- NES cover art
- Developer: Koei
- Publisher: Koei
- Composer: Yoko Kanno
- Series: Genghis Khan
- Platforms: MSX, NES, Amiga, MS-DOS
- Release: PC-98 JP: December 1987; MSX, X68000 JP: 1988; MS-DOS NA: 1989; NES JP: April 20, 1989; NA: January 1990; Amiga EU: 1990;
- Genre: Turn-based strategy
- Modes: Single-player, multiplayer

= Genghis Khan (video game) =

1987 video game

Genghis Khan, original full title Aoki Ōkami to Shiroki Mejika: Genghis Khan (蒼き狼と白き牝鹿・ジンギスカン), is a turn-based strategy game developed by Koei, originally released for the PC-98 in 1987, MSX and X68000 in 1988, MS-DOS and NES in 1990, and Amiga in 1990. It is the second game in the series, after a 1985 Aoki Ōkami to Shiroki Mejika for PC-88, PC-98 and MSX.

==Plot==
The game takes the player inside the virtual life of either Genghis Khan or one of his archrivals. The player must arrange marriages, father children, appoint family members to governmental positions, and fight in order to conquer the Old World. Armies must be drafted and soldiers must be trained if the player is to rule the lands from England to Japan.

==Gameplay==
The game has two different ways to play. The first is Mongol Conquest, which begins in the year 1175 AD, which is a one player mode. Players assume control of Lord Temujin and they must conquer the land by keeping their economy stable, having their army ready to fight, and by attacking other lands. The second is World Conquest, where the goal is to conquer every opposing country.

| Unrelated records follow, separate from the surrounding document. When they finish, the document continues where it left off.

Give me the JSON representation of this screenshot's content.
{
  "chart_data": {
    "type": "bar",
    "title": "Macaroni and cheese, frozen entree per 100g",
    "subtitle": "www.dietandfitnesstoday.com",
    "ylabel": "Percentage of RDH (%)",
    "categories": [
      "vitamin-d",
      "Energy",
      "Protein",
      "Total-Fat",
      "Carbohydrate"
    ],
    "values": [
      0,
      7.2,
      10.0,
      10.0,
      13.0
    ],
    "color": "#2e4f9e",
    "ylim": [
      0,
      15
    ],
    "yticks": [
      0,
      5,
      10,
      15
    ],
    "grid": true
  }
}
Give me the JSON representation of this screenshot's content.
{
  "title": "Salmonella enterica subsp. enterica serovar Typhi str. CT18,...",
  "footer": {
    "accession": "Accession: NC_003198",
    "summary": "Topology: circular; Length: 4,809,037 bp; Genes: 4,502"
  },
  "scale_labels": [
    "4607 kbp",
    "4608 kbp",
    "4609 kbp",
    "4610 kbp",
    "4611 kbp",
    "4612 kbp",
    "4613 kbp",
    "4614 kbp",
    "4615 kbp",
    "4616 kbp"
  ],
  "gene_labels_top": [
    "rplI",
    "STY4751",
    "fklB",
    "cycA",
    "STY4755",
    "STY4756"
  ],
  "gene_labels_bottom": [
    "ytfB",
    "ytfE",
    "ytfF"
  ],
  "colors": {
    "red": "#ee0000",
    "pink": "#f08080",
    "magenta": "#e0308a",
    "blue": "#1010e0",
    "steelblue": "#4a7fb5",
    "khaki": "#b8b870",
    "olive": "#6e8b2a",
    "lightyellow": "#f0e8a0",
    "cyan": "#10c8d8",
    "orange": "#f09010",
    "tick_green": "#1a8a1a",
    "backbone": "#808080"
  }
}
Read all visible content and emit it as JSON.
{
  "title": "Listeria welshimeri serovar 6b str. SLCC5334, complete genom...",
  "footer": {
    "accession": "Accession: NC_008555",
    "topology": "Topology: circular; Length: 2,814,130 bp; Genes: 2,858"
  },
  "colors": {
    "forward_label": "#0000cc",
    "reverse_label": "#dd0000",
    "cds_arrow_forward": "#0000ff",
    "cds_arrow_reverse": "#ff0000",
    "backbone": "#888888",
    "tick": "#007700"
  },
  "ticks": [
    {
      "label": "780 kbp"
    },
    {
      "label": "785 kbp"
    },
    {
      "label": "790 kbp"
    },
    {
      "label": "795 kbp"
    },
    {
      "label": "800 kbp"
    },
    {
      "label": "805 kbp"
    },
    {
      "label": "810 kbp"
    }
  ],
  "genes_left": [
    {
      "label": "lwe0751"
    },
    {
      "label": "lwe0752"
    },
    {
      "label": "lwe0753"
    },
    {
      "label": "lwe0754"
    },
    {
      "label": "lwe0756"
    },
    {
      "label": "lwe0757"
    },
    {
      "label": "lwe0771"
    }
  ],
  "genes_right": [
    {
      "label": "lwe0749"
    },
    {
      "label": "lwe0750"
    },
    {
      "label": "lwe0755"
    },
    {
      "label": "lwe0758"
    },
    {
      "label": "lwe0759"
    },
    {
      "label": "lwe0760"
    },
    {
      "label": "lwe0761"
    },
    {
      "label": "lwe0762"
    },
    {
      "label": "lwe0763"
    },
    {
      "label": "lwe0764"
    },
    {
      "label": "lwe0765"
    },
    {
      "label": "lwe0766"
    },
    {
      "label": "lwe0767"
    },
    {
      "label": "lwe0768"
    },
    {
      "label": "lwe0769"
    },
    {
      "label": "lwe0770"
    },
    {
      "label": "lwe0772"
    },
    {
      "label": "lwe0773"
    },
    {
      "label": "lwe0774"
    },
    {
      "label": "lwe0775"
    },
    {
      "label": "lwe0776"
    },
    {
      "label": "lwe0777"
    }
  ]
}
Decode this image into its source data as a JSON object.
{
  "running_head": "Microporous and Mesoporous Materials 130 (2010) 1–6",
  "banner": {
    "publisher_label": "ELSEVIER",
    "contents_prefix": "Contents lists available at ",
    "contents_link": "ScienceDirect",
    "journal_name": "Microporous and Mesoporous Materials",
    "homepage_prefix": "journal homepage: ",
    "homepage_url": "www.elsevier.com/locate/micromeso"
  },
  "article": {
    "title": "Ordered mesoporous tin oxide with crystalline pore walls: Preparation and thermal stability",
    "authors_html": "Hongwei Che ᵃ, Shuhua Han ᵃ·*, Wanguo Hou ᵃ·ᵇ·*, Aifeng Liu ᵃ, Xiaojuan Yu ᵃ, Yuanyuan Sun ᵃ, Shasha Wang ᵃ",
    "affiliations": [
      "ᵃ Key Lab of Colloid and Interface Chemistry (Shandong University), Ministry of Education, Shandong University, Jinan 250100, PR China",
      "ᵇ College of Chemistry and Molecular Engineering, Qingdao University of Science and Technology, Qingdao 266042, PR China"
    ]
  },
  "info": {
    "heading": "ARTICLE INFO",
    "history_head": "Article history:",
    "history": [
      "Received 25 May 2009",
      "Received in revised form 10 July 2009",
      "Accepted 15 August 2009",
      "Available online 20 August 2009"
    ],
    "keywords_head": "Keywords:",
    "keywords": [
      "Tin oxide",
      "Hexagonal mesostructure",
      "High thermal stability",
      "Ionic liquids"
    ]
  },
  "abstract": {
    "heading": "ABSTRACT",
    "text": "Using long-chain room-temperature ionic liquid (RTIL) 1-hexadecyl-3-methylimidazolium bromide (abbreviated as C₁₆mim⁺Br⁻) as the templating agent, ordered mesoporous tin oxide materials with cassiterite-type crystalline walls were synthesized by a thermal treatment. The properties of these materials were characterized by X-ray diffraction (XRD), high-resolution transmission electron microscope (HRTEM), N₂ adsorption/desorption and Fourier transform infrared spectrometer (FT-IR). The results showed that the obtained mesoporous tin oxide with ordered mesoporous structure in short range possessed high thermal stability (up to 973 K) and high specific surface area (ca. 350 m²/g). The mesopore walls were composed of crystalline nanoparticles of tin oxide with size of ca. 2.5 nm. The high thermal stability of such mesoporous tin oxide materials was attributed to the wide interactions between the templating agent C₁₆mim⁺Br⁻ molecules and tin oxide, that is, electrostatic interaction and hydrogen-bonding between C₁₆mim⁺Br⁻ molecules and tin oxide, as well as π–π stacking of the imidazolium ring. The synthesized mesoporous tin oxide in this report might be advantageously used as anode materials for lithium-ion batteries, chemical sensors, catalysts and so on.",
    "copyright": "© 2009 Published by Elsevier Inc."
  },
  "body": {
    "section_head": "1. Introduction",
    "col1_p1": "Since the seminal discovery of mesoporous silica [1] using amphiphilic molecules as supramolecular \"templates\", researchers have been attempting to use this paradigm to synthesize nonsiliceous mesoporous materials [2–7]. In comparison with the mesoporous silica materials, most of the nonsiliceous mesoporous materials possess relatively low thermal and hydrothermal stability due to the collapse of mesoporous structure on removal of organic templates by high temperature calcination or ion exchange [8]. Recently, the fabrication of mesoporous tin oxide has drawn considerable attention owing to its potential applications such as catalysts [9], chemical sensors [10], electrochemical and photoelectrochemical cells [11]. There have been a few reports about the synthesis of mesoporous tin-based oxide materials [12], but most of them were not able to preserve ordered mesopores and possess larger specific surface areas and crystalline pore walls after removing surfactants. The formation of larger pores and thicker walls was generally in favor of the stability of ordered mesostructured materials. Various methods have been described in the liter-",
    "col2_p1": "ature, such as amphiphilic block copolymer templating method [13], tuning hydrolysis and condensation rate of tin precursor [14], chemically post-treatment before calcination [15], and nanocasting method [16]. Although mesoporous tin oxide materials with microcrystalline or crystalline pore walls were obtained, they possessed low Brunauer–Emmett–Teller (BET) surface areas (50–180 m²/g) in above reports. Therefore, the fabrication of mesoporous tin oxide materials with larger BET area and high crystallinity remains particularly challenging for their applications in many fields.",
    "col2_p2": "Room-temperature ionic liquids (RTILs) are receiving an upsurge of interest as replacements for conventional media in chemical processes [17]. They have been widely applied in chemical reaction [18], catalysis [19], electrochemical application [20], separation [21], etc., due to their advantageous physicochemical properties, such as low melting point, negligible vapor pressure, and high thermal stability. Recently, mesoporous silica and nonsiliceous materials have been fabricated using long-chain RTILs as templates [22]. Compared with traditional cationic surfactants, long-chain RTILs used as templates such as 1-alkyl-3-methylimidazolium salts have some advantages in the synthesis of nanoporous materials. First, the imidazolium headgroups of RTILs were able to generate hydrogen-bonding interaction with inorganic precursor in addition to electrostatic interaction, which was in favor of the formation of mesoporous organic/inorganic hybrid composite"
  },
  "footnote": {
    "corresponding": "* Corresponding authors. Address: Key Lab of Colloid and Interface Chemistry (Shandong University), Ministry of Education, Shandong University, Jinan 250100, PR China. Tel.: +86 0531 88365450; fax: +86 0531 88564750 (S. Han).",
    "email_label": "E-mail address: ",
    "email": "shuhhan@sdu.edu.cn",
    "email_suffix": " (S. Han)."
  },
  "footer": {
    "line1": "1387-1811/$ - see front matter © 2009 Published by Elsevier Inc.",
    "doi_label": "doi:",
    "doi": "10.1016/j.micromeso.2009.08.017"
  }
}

World Conquest, which begins in the year 1206 AD, is started by choosing the number of players and difficulty. It supports one to four players. Players must choose who they want to be; Genghis Khan (Mongols), Alexios III (Byzantine), Richard (England), or Yoritomo (Japan). Then each player must randomly select the stats of their leader and successors. The player must stop a random number to choose the certain stat. This is done until all stats are chosen for the certain character, but they can be redone. After everyone is ready to go, the game begins. The countries of Eurasia cycle through; when it goes through a country, it means they have used their turn. When it comes to a player's country, they get to make three choices. These choices include training the troops, buying a certain product/quantity from a merchant, drafting soldiers, sending a treaty, or going to war. Each act takes one choice away until the three choices are used; then the cycle continues. Once every country has used their turns, the season changes and the cycle goes through again, but in a different order. Seasons determine when the players must pay own troops, when the farmers harvest the crop, when food must be distributed, etc.

==Reception==
In 1989, Computer Gaming World called Genghis Khan "the toughest, most satisfying, and richest historical simulation yet!". In a 1990 survey of pre-20th-century wargames the magazine gave it four out of five stars, and in 1993 three stars. Orson Scott Card viewed it unfavorably, writing in Compute! that compared to Romance "the tedium is back" regarding gameplay, but another reviewer for the magazine stated that Genghis Khan is an "excellent" prerequisite to a real leadership experience because it forces the players to gauge own resources before making decisions. In 2008, Armağan Yavuz, the co-founder of Turkish developer TaleWorlds cited Koei's Genghis Khan as an influence on their Mount & Blade series.